An elegant courtyard and front porch welcome guests to this two-story, five-bedroom Southwest home. Check out the delightful asymmetrical exterior, arched door/windows, and red-tiled roof. On the main level: master suite, two bedrooms, family room, kitchen, peninsula/eating bar, formal living room, dining room, covered lanai, cooking porch. Two more bedrooms are on the second floor. Other features: exercise room, game room, private deck, and media room. (View plan 117-1052)
6. Outdoor living spaces
7. Courtyards and gardens
8. Open floor plans
A back patio - with a sofa, coffee table, shaded dining table with wrought iron chairs, grill – sets the tone for a perfect evening at home.
Moving Beyond the Exterior
From the outside, the Southwest home presents an inviting picture to friends and guests. What can you expect when you step into the foyer and inside a Southwest style home?
1. Open Floor Plans/High Ceilings
Open spaces are the norm – one flowing space that connects the living, dining areas and the kitchen. Hardwood, stone or patterned tile floors and area rugs inspired by Native American and/or Aztec cultures are basic features of the Southwest home’s interior. Add timber ceiling beams, both low-and-medium-hanging lamps with wrought iron chains to complete the interior look. Learn more and view additional house plans of Southwestern style home designs here.
A look into the Great Room of this two-story Southwest home also shows a glimpse of the eat-in kitchen with its kitchen island, fireplace and wall accents. (View plan 161-1053)
Go for the rustic and simple in furniture for the Southwest home. Leather sofas and chairs are common; leather and natural fabrics are also used as slip covers for. Pine is a typical material for end/coffee tables; and rough-hewn logs and timber for ceiling beams. Metal accents enhance the look of wood furniture. Wrought iron chairs and tables are ideal for the patio.
A big-tile floor, potted cacti, stone fireplace, leather sofa/chair, wood and wrought-iron pieces are part of the living room of this Southwest home.
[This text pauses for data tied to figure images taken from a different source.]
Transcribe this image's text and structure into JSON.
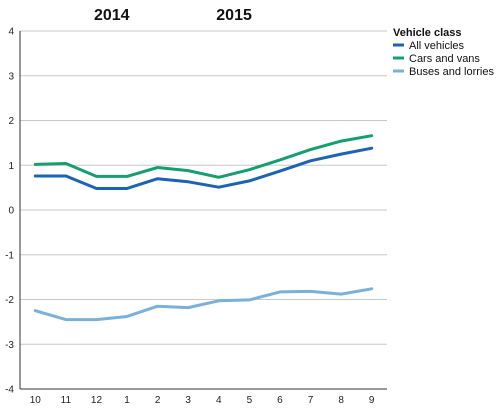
{
  "chart_data": {
    "type": "line",
    "categories": [
      "10",
      "11",
      "12",
      "1",
      "2",
      "3",
      "4",
      "5",
      "6",
      "7",
      "8",
      "9"
    ],
    "year_labels": [
      {
        "text": "2014",
        "category_index": 2.5
      },
      {
        "text": "2015",
        "category_index": 6.5
      }
    ],
    "ylim": [
      -4,
      4
    ],
    "yticks": [
      -4,
      -3,
      -2,
      -1,
      0,
      1,
      2,
      3,
      4
    ],
    "grid": true,
    "legend": {
      "title": "Vehicle class",
      "placement": "top-right"
    },
    "series": [
      {
        "name": "All vehicles",
        "color": "#1a63b8",
        "values": [
          0.76,
          0.76,
          0.48,
          0.48,
          0.7,
          0.63,
          0.51,
          0.65,
          0.87,
          1.1,
          1.25,
          1.38
        ]
      },
      {
        "name": "Cars and vans",
        "color": "#13a06d",
        "values": [
          1.02,
          1.04,
          0.75,
          0.75,
          0.95,
          0.88,
          0.73,
          0.9,
          1.12,
          1.35,
          1.54,
          1.66
        ]
      },
      {
        "name": "Buses and lorries",
        "color": "#79b0dc",
        "values": [
          -2.25,
          -2.45,
          -2.45,
          -2.38,
          -2.15,
          -2.18,
          -2.03,
          -2.01,
          -1.83,
          -1.82,
          -1.88,
          -1.76
        ]
      }
    ]
  }
}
These living rooms illustrate the simple and rustic elements, colors, accents and breezy atmosphere of the Southwest home.
3. Walls/Décor Accents
The Southwest Region is a treasure chest when it comes to décor accents/motifs. From its desert landscape to cowboy items, animal heads, Native American and Aztec artifacts, the Southwest is full of rich symbols that can be captured in murals, wall hangings, and displays.
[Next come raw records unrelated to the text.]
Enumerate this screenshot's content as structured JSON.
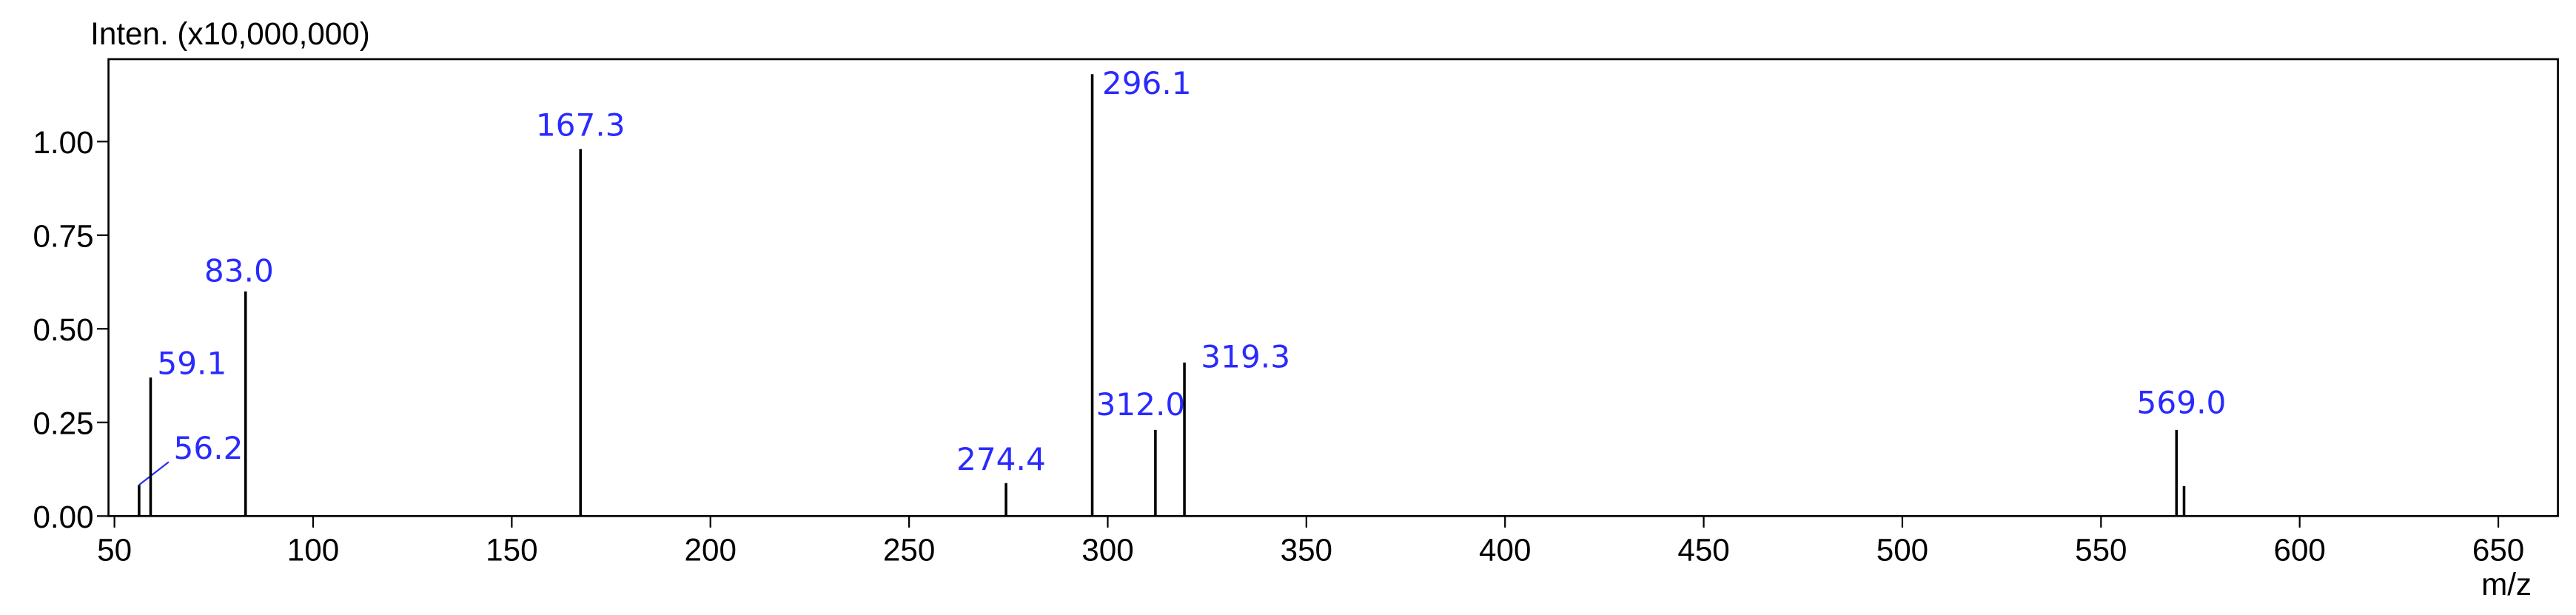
{
  "chart_data": {
    "type": "stem",
    "y_label": "Inten. (x10,000,000)",
    "x_label": "m/z",
    "x": [
      56.2,
      59.1,
      83.0,
      167.3,
      274.4,
      296.1,
      312.0,
      319.3,
      569.0,
      570.9
    ],
    "values": [
      0.083,
      0.37,
      0.6,
      0.98,
      0.088,
      1.18,
      0.23,
      0.41,
      0.23,
      0.08
    ],
    "peak_labels": [
      "56.2",
      "59.1",
      "83.0",
      "167.3",
      "274.4",
      "296.1",
      "312.0",
      "319.3",
      "569.0",
      null
    ],
    "color": "#000000",
    "label_color": "#2a2aff",
    "xlim": [
      48.5,
      665
    ],
    "ylim": [
      0,
      1.22
    ],
    "xticks": [
      50,
      100,
      150,
      200,
      250,
      300,
      350,
      400,
      450,
      500,
      550,
      600,
      650
    ],
    "yticks": [
      {
        "value": 0,
        "label": "0.00"
      },
      {
        "value": 0.25,
        "label": "0.25"
      },
      {
        "value": 0.5,
        "label": "0.50"
      },
      {
        "value": 0.75,
        "label": "0.75"
      },
      {
        "value": 1,
        "label": "1.00"
      }
    ]
  }
}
The interior walls of the Southwest home can be adorned with murals or framed art depicting Native American or Aztec rituals. Pottery, candles, dried flowers, sculptures add to the ambiance. Brightly colored throw pillows are great for sofas, chairs or the floor – as are Mexican serapes.
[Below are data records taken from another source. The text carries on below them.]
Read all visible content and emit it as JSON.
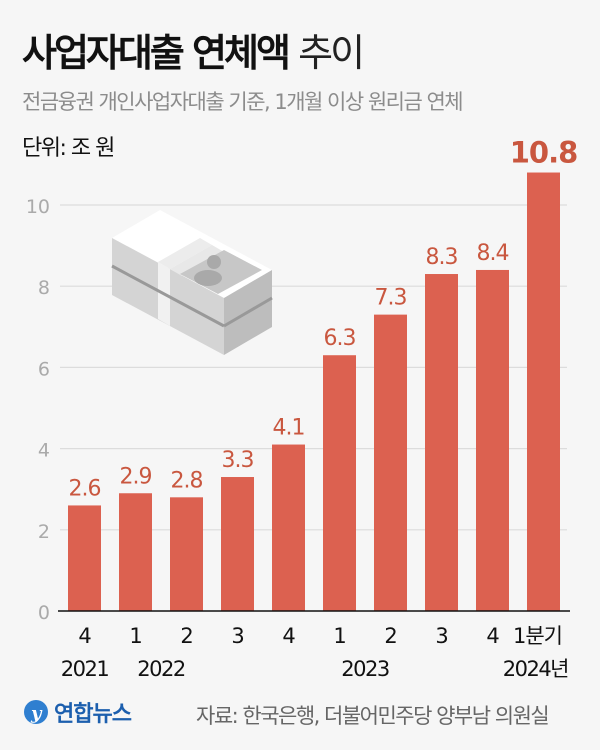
{
  "header": {
    "title_bold": "사업자대출 연체액",
    "title_light": "추이",
    "subtitle": "전금융권 개인사업자대출 기준, 1개월 이상 원리금 연체",
    "unit": "단위: 조 원"
  },
  "chart_data": {
    "type": "bar",
    "categories": [
      "4",
      "1",
      "2",
      "3",
      "4",
      "1",
      "2",
      "3",
      "4",
      "1분기"
    ],
    "year_labels": [
      "2021",
      "2022",
      "2023",
      "2024년"
    ],
    "values": [
      2.6,
      2.9,
      2.8,
      3.3,
      4.1,
      6.3,
      7.3,
      8.3,
      8.4,
      10.8
    ],
    "value_labels": [
      "2.6",
      "2.9",
      "2.8",
      "3.3",
      "4.1",
      "6.3",
      "7.3",
      "8.3",
      "8.4",
      "10.8"
    ],
    "y_ticks": [
      "0",
      "2",
      "4",
      "6",
      "8",
      "10"
    ],
    "ylim": [
      0,
      10.8
    ],
    "grid": true,
    "colors": {
      "bar": "#dc6150",
      "label": "#c9573f",
      "grid": "#dcdcdc"
    }
  },
  "footer": {
    "logo": "연합뉴스",
    "source": "자료: 한국은행, 더불어민주당 양부남 의원실"
  }
}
A study - simply decorated in earth tones – (left) includes a stone fireplace with an animal head as its centerpiece, wood beams, table, cabinets, wrought iron chandelier, leather chairs and an area rug. (View Southwest plan 161-1053). The living/dining area (right) displays all the essential materials and colors that make a Southwest home attractive and bright – a color motif of orange/blue/brown is reflected in the display cabinet, plates and napkins, sofa, throw pillows, table and chairs.
The Southwest provides vibrant and brilliant hues when it comes to color imagery. Earth tones are fused with turquoise – perhaps the color most associated with the region (there are turquoise jewelry, tapestry, pottery, and woodwork).
Other colors that are often incorporated in the design and accents of the Southwest home are blue, red, gold/yellow, green and orange. A mix of these shades can make the Southwest home bright, warm, breezy, cozy and comfortable.
This very Southwestern master bedroom features exposed wood beams, big tiles for the floor, area rugs, beddings and other furnishings in a mix of orange, green, browna nd other earth tones. There’s a fireplace and an archway that leads to the bathroom.
Close the door and imagine yourself in one of these homes. Are you ready to bask in all the colors, warmth, comfort, charm and tradition of the Southwest home? The desert landscape never looked so good!